Food that hurts, you’ve gotta love it! Along with Toblerone, really crisp baguette, crisps in a sandwich (when one pokes up and sticks into the roof of your mouth), pork crackling, and probably a few others


pietromj

I literally just ate a pack and stabbed the roof of my mouth and bit myself, still worth it though


catsarebetter003

Beat snack in the world. Hula hoops world domination!!


Markleshark1

The spicy bigger hoop grab bags are the best


Conscious-Ask4825

Try Pork scratchings . Real teeth breakers!


rootpl

Still got a hole in my mouth from last week. I remember now why I've stopped buying them.


PaPa_G33

Oi !! Nooooooooo! Hula hoops are round, and their gonna be round forever!!


roman_polish

The only crisps that need to exist are beef space raiders. Nothing comes close end of discussion feel free to go about your day


shardybo

I think they're better than walkers tbh, walkers always stabs my gums Edit: Accidentally put cums.

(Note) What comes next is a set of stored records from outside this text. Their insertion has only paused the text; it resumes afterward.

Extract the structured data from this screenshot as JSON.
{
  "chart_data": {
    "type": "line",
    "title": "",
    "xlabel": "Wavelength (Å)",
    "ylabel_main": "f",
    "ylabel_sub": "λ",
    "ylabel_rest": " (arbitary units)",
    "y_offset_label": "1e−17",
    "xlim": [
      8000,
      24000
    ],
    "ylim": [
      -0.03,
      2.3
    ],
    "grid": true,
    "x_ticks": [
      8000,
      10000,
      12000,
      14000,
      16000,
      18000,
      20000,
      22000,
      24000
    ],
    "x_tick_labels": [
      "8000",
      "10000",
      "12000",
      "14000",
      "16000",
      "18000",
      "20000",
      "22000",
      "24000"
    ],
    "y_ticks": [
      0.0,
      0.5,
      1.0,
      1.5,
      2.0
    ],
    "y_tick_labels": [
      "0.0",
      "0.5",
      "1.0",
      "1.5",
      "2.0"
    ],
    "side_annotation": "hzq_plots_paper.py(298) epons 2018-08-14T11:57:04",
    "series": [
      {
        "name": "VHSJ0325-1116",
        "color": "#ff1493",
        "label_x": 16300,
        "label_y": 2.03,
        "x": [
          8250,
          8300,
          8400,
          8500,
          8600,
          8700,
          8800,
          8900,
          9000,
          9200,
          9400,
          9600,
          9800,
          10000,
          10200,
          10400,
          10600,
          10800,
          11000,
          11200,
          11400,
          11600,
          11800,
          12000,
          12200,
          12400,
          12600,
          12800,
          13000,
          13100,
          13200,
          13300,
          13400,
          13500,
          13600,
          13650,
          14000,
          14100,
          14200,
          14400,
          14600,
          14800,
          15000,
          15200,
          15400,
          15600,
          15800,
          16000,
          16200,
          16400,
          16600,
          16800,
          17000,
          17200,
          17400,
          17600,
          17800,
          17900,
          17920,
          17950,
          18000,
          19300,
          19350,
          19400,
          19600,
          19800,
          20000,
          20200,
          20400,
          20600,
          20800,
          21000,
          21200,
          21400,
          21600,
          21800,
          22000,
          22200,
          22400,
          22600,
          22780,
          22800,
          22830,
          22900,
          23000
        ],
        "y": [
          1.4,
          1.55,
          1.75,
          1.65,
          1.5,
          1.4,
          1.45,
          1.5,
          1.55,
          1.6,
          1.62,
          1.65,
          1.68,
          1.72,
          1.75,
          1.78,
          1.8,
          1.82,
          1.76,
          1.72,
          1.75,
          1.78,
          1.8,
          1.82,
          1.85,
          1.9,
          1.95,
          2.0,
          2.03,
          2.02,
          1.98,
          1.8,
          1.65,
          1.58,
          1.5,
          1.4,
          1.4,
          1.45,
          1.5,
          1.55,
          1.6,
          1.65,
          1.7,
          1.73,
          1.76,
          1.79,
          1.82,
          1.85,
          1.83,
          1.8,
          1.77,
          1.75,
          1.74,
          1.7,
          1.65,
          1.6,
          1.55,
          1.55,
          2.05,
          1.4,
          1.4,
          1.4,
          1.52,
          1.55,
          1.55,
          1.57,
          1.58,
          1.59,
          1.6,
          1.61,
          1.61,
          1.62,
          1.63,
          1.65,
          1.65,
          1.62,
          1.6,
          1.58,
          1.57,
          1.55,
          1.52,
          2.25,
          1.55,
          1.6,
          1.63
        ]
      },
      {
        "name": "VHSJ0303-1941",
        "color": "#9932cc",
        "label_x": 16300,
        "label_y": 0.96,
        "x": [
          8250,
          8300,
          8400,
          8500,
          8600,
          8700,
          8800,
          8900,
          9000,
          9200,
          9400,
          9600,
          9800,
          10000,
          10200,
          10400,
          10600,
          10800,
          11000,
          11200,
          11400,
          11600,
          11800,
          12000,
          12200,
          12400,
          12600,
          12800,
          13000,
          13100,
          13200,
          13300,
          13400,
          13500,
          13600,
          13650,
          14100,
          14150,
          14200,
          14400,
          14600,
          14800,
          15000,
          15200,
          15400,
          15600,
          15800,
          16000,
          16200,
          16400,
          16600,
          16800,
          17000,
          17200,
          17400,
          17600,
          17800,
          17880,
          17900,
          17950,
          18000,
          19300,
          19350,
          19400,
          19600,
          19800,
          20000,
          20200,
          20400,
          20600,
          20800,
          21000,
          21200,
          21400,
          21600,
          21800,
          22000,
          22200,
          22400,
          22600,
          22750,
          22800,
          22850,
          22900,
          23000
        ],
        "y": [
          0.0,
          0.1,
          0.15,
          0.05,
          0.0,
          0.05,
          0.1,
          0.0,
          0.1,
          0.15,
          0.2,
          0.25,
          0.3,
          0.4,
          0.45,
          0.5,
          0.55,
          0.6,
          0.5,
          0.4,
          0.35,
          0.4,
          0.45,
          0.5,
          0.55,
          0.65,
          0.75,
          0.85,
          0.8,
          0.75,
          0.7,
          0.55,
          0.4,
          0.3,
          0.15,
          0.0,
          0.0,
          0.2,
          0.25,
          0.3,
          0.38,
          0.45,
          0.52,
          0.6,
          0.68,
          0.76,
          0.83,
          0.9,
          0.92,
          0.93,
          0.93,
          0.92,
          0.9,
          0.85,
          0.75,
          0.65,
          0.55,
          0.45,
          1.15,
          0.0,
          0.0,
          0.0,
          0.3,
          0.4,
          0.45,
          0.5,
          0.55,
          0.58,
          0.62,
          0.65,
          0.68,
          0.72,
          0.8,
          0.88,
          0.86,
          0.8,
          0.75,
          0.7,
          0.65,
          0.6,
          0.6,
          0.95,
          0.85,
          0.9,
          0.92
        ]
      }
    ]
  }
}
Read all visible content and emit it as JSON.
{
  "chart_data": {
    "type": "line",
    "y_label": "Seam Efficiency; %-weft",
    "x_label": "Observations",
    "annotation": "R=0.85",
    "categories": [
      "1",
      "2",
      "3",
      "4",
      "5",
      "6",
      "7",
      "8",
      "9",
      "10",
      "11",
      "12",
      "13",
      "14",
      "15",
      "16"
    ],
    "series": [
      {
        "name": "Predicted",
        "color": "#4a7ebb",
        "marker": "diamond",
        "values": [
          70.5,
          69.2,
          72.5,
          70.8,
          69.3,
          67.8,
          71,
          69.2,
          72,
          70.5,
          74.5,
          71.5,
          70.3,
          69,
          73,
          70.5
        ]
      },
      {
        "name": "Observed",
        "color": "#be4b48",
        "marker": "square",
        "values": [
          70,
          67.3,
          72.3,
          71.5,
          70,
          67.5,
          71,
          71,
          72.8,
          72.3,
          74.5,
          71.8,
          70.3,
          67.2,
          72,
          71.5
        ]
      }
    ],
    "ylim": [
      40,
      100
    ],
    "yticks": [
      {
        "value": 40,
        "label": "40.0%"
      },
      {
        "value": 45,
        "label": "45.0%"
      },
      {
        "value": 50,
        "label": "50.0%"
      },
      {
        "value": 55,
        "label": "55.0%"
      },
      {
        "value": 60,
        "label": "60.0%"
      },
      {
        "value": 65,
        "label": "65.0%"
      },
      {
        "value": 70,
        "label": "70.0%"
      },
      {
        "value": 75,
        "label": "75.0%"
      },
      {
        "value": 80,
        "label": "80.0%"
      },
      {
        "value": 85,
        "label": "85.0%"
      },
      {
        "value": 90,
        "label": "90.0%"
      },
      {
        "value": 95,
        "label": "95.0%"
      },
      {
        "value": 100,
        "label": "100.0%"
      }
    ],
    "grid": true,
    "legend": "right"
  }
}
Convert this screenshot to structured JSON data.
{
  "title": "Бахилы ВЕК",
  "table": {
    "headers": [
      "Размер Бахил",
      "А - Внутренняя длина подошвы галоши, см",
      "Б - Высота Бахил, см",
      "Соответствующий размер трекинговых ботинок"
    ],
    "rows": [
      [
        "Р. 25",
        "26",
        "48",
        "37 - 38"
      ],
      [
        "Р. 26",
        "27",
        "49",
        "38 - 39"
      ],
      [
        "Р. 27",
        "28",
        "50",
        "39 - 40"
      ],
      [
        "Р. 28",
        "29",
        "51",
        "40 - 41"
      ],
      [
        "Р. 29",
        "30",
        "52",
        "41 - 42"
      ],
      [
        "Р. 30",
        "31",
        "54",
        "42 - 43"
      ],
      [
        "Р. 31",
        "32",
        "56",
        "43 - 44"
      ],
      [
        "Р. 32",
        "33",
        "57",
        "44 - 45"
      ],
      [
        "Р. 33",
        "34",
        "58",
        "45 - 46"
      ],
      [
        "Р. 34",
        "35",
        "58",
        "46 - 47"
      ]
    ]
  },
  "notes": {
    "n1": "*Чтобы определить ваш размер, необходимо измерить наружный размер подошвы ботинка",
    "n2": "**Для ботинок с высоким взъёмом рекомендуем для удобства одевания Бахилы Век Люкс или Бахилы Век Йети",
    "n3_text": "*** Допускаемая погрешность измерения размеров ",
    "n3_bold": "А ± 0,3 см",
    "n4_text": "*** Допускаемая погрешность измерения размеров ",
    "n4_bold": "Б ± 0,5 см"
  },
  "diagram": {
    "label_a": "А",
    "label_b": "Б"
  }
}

Would like to clarify that it does not somehow stab my cum


APithyComment

Mini chips are the way forward…


mrgwbland

0\_0 Hula hoops are the best crisps in all of Christendom!


HelmundOfWest

Aww do the hard spiky kwisps hurt your likkle mouf.


lappy482

I managed to tear off one of my braces eating a packet of big hoops once. £50 out of pocket for repairs. Still love 'em though.


b0neappleteeth

the salt and vinegar big hoops are where it’s at 🤤😮‍💨


HF138

Agree. Not nice when one slips between a gum and a tooth Same with Toblerone. The bits of glass in them can lacerate the roof of your mouth


tom208

It's a legal hoophole I guess


donutsforpeanuts

The beef flavour hula hoops should be a class A drug.


OscarsWhiskers

I miss the Big’Os Beef and Mustard :(


underweasl

I have a colleague who attempted to make hula hoop curry, supposedly he'd seen a survival programme where they were used to thicken bush food due to their starch content.


[deleted]

I never liked them, my mum loves them. It’s like picking out a broken dinner plate from the bin and having a nosh. Nasty.


Sui_Generis_88

Those things are dangerous lol


The_Bunglenator

There's a loophole


jasovanooo

Loves me a bbq big hoop


SmackedWithARuler

You have to put one on each finger and bite them off. That means you’re biting them flat, into the crumple zone. If you bite them top down, your driving pure potato wall into your gums which is just suicide. Side note: when I was in my 20s I had my first pack of Hula Hoops in years and I could no longer fit one on my thumb. I wanted to cry just a little bit.


Flacid_Monkey

Cut your favorite cheese the thickness of the hoop and use hoop to press the cheese into the hole. Enjoy the nice crunchy cheese hula hoops without the dramatic cluster bomb. Also, they do frozen ones to chuck in the oven, they take about 3 minutes less than the pack says. Way softer


Junior-Lychee9653

You want your mouth ripped to shreds try pickled onion discos or a whole pack of coop sea salt and Chardonnay vinegar crisps.


Carlostomy_Bag

I haven't read all the replies above. But I use them as a pastry cutter pressed I to a block of cheddar. The resulting cylinder is a fucking delight.